Has a business or service charged you an automatic auto-renewal fee? Want to know whether the auto-renewal fees are legal or appropriate? Well, it depends on the auto-renewal laws of the State you live in.
More States Stepping in with Auto-Renewal Laws in an Effort to Protect Consumers
Slightly fewer than half of U.S. states have automatic renewal statutes that govern how and what businesses need to disclose to a consumer when an agreement contains an auto-renew clause. Automatic renewals are when a goods or service provider bills you periodically without getting your express consent before each time it bills you. This is common with gym memberships, where you sign up once but are charged monthly for your membership without the gym calling you each month to ask you if it is okay. You can go a year without ever seeing or talking to anyone from that gym yet still be billed each month.
Automatic renewals can be convenient for both the consumer and the business, provided that both parties are on the same page. Some businesses may try to take advantage of the fact that consumers may not realize they are agreeing to automatic renewals or are likely to forget about them. Many states have passed auto-renew laws to give consumers more clarity about when these provisions apply and what they entail, though there are differences depending on the state.

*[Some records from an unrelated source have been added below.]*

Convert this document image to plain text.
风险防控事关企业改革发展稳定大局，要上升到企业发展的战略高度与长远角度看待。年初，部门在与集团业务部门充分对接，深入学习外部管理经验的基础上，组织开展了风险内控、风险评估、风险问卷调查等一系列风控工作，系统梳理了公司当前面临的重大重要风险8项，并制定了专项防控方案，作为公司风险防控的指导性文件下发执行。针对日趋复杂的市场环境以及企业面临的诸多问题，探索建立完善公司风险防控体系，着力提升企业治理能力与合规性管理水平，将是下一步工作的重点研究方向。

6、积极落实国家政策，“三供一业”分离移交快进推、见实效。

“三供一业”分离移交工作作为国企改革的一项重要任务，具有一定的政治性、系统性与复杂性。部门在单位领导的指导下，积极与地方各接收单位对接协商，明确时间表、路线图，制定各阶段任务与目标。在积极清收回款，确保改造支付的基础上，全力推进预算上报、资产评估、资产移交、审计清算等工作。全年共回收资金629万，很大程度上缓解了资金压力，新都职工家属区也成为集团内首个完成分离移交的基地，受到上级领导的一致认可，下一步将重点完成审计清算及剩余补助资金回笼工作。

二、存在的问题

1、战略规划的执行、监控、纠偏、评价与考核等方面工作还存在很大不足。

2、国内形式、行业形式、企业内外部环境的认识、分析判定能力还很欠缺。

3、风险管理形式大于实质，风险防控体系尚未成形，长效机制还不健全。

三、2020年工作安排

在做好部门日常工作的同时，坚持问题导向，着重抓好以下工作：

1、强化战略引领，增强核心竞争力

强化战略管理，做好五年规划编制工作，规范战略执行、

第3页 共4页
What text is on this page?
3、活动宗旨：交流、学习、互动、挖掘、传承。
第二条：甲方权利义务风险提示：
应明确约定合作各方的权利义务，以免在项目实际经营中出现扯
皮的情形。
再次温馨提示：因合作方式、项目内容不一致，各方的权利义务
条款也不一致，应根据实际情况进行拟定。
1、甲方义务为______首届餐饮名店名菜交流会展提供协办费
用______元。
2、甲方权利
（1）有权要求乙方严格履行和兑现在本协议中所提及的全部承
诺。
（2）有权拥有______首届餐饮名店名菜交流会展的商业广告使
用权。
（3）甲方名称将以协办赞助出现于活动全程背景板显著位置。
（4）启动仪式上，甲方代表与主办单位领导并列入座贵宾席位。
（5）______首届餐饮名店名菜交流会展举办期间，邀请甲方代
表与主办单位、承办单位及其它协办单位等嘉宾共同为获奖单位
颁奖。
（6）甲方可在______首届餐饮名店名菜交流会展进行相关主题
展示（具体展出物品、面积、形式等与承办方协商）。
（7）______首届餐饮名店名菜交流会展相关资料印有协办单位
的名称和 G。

California, Connecticut, Illinois, and Oregon have perhaps the strictest automatic-renewal laws
One of the most robust auto-renew laws is in California. California law requires businesses that offer good or services through auto-renew to ask for consent from consumers for automatic renewal and to provide conspicuous language explaining the terms. The business must also offer a cheap and easy way for customers to cancel their subscriptions, such as a toll-free number or an email address. Connecticut, Illinois, and Oregon have similar laws.
While California’s law applies to all kinds of goods and services, other states have narrower laws. For example, Florida and Georgia’s laws only apply to services. Even more narrowly, New York and Utah’s laws only apply to service contracts for repair or maintenance of real or personal property. Many other states’ automatic renewal statutes only apply to very specific categories, such as health clubs. This is true for Maryland, New Hampshire, and South Carolina. Similarly, Rhode Island’s law only applies to leases of personal property, Tennessee’s only applies to alarm services and buyers clubs, and South Dakota’s is only relevant to telecommunications contracts.
Further, the remedies available for consumers also vary. In a state with a broad law like California, there is a private right of action for consumers to sue the business. Conversely, in more narrowly protective states, violations of automatic renewal laws may constitute grounds to sue under unfair business practices laws, or merely be void and unenforceable parts of the contract.
Different states sometimes have substantively different laws, as is the case for automatic renewals. Consumers need to find out the laws of their state so they know what requirements and protections apply.